A general network security mind-set is – or should be – paramount to any modern enterprise no matter what solution they’re going for. Having educated and informed personnel is very much the key to avoid incidents like the one at Seagate Technologies. We can see how phishing scams target people within the organization and in a sense by-passes all the technological barriers put in place by the people at IT security. This is exactly what tech companies need to keep in mind – sound investments in training is the most cost effective way to eliminate, or at least minimize, technological malicious threats targeted at their IT infrastructure.

Continuous in-house training with a constant focus on how to identify and deal with suspicious activities for ALL employees is the most important and fundamental way to battle these threats and keep your sensitive information well guarded. One common mistake that we see is neglecting the parts of your staff that is not, in a traditional sense at least, directly involved with IT security and infrastructure, leaving them open to be targeted by invaders with malicious intent. The old saying about the weakest link applies very well in this particular instance. Help your staff not being victimized like the poor soul at Seagate Technologies by training them. You just can’t afford not to.

MOVING TO THE CLOUD


If the cloud were a risk-free environment it would be a no-brainer – hardly any IT department would keep costly data centers or otherwise avoid the obvious benefits the migration to the cloud would entail.

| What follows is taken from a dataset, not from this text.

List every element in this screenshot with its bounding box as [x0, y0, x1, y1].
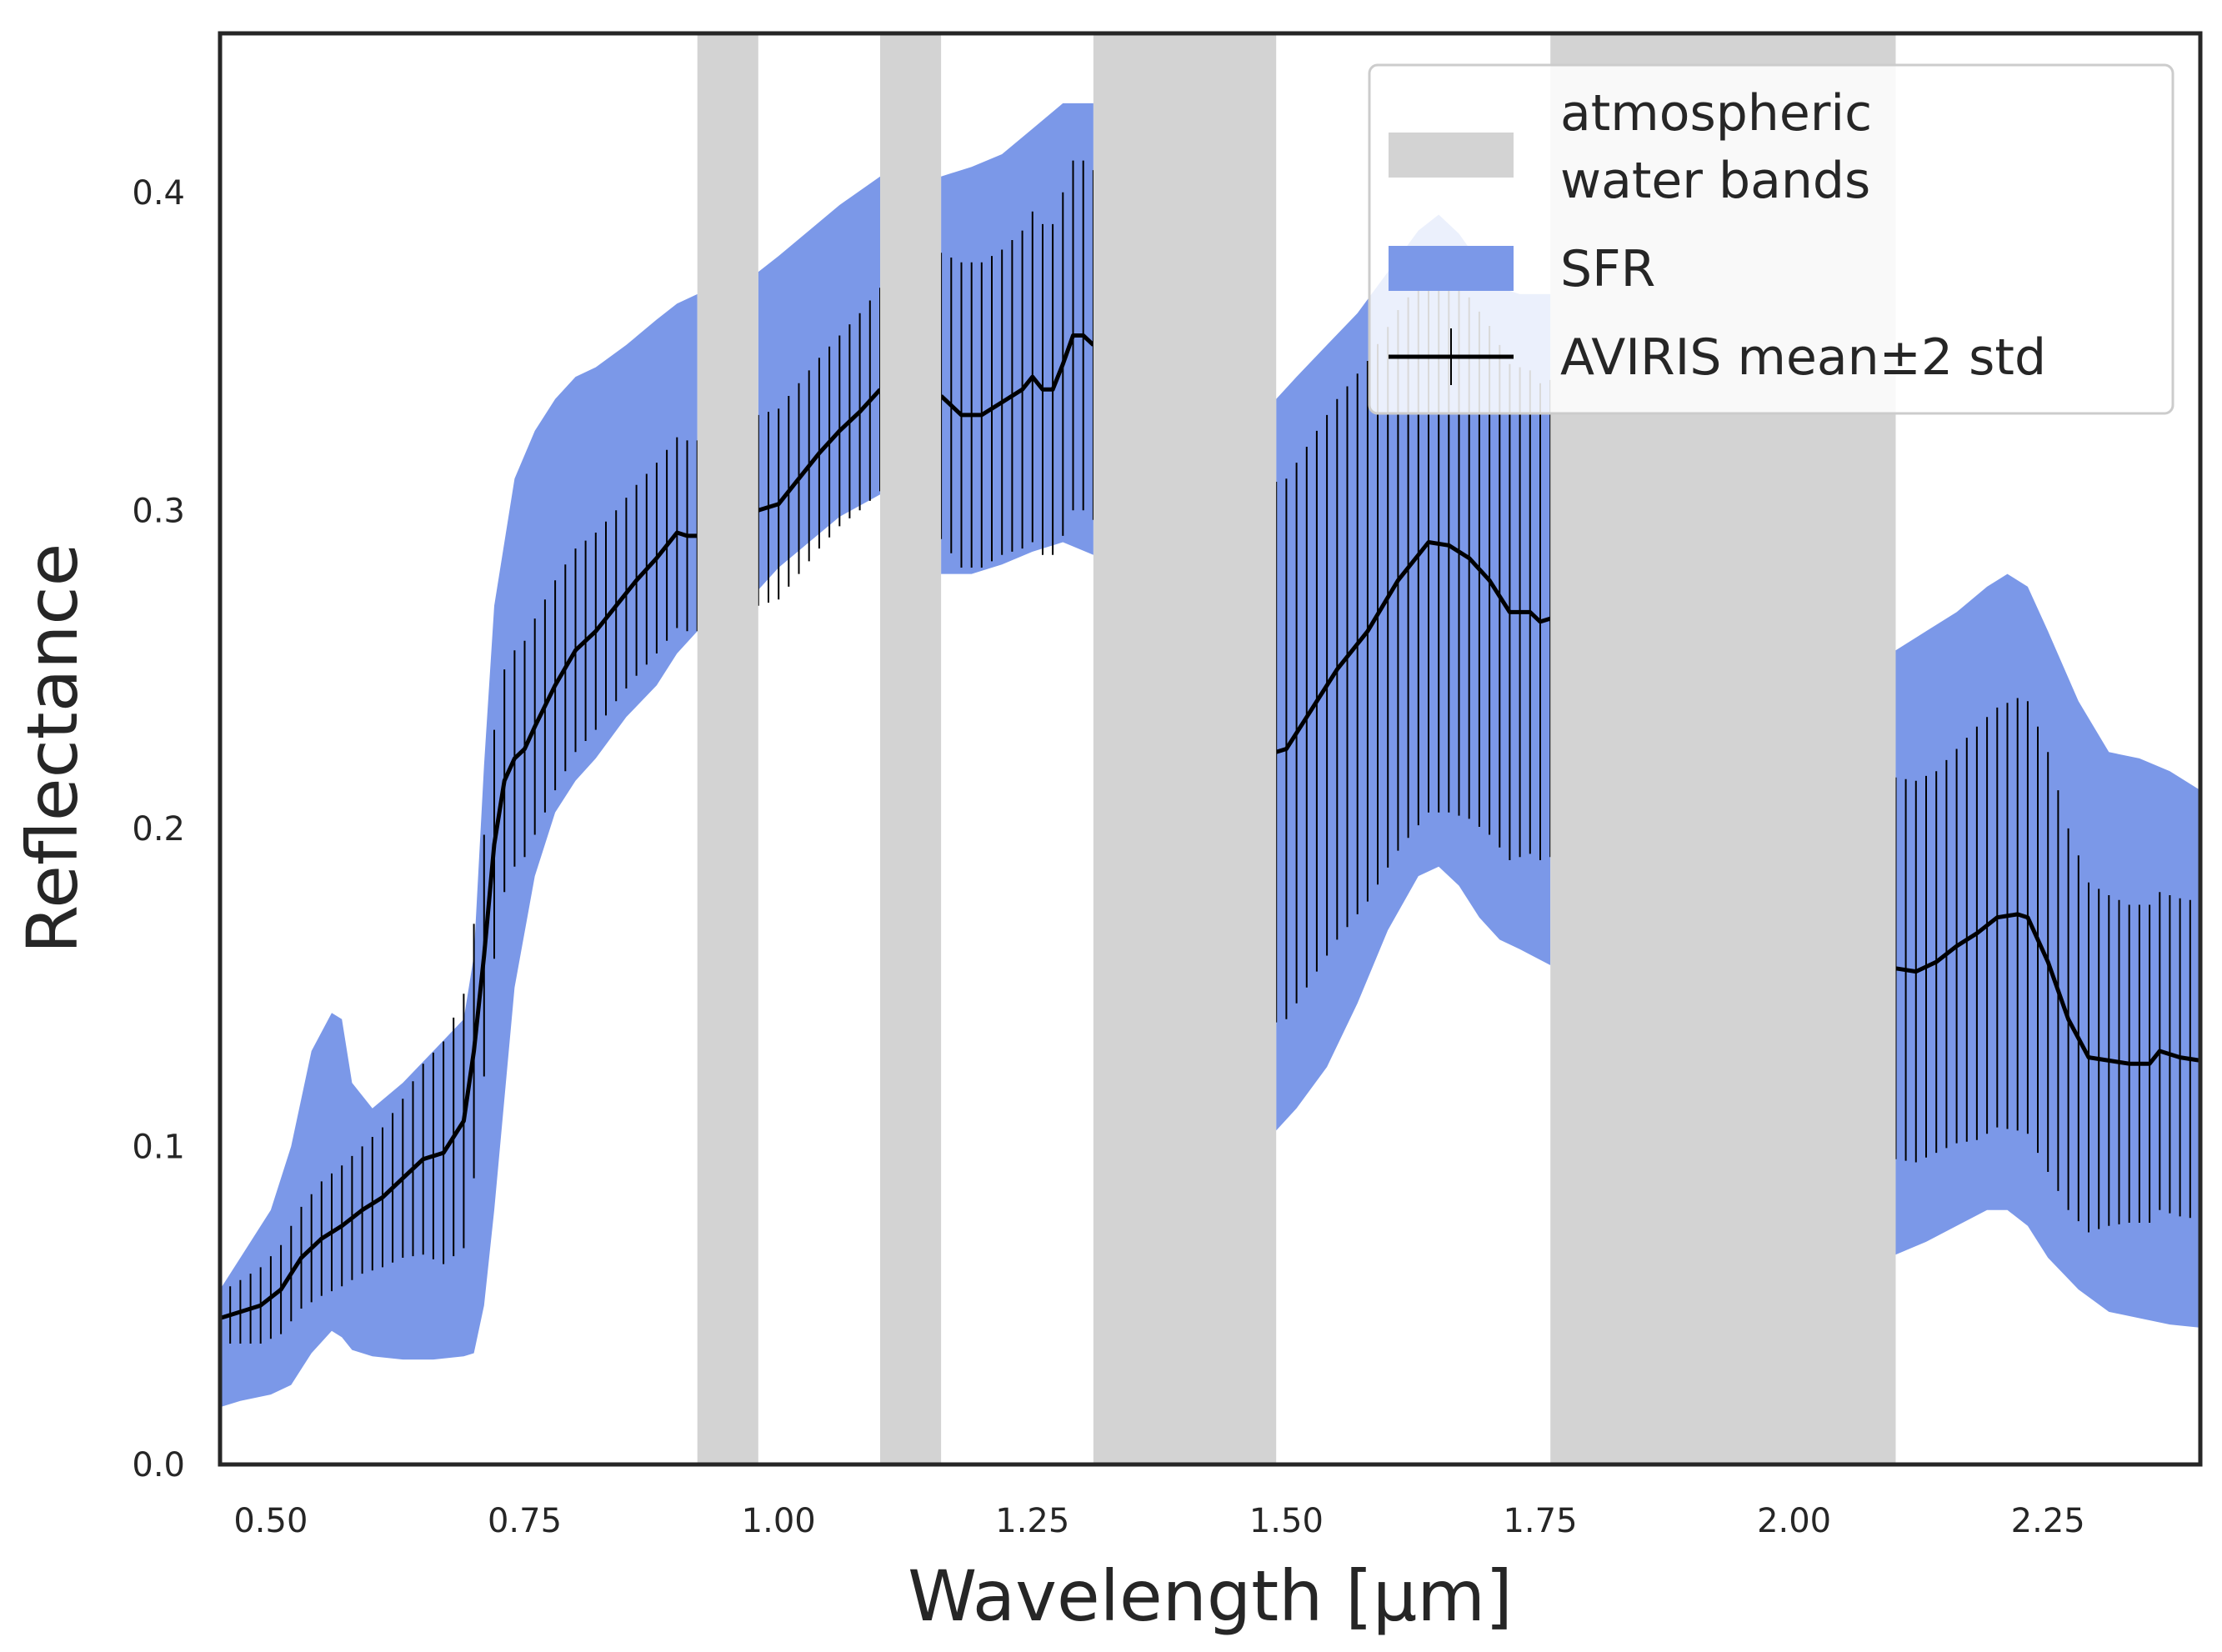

We are, however, not there yet. And the idea of a risk free environment is in itself a utopian concept. That once again leaves us with the timeless task to compare, weigh risks vs. rewards and finally make our move. Or not.

In 2015 Quocirca published a survey in which they mapped the attitude towards the cloud in the UK market. The results show that the migration is well on its way, and will continue to be so. With the benefits pretty well documented we’re now left with the big x-factor of this paradigm shift – the calculated risks.

The fundamental problem is that you’re no longer the keeper of your information. Nobody will fight as vigilantly to keep you safe as you would. Steve Santorelli at Team Cymru put it like this: “No business is ever going to be as rabid about looking after your data as you would or should be. They are in the business of making money from you, after all. Securing your data sometimes becomes a marketing mantra more than a way of life”.

This then becomes a question of picking the most suitable cloud provider for your enterprise. But how can you, in a cloud-based environment, make in-house security improvements?

Having a cloud oriented IT department helps. As we always preach on Insoft, the training and education has to go hand-in-hand with the current technology employed. This will leave you less vulnerable during times of unexpected downtime of your cloud provider’s support and it will give you the knowledge needed to take care of smaller issues in-house. And perhaps most importantly – it will give your IT department a “security mind-set” that is in line with the new threats that a cloud based system will bring to the table.

In conclusion – migrating to the cloud will bring your organization amazing new possibilities with regards to mobility and productivity. But wise decisions is required through the entire process – from picking the right cloud provider to migrating the most beneficial segments of your organization and finally giving your in-house staff the sufficient skill-sets to play their part in the dramatic changes it will bring.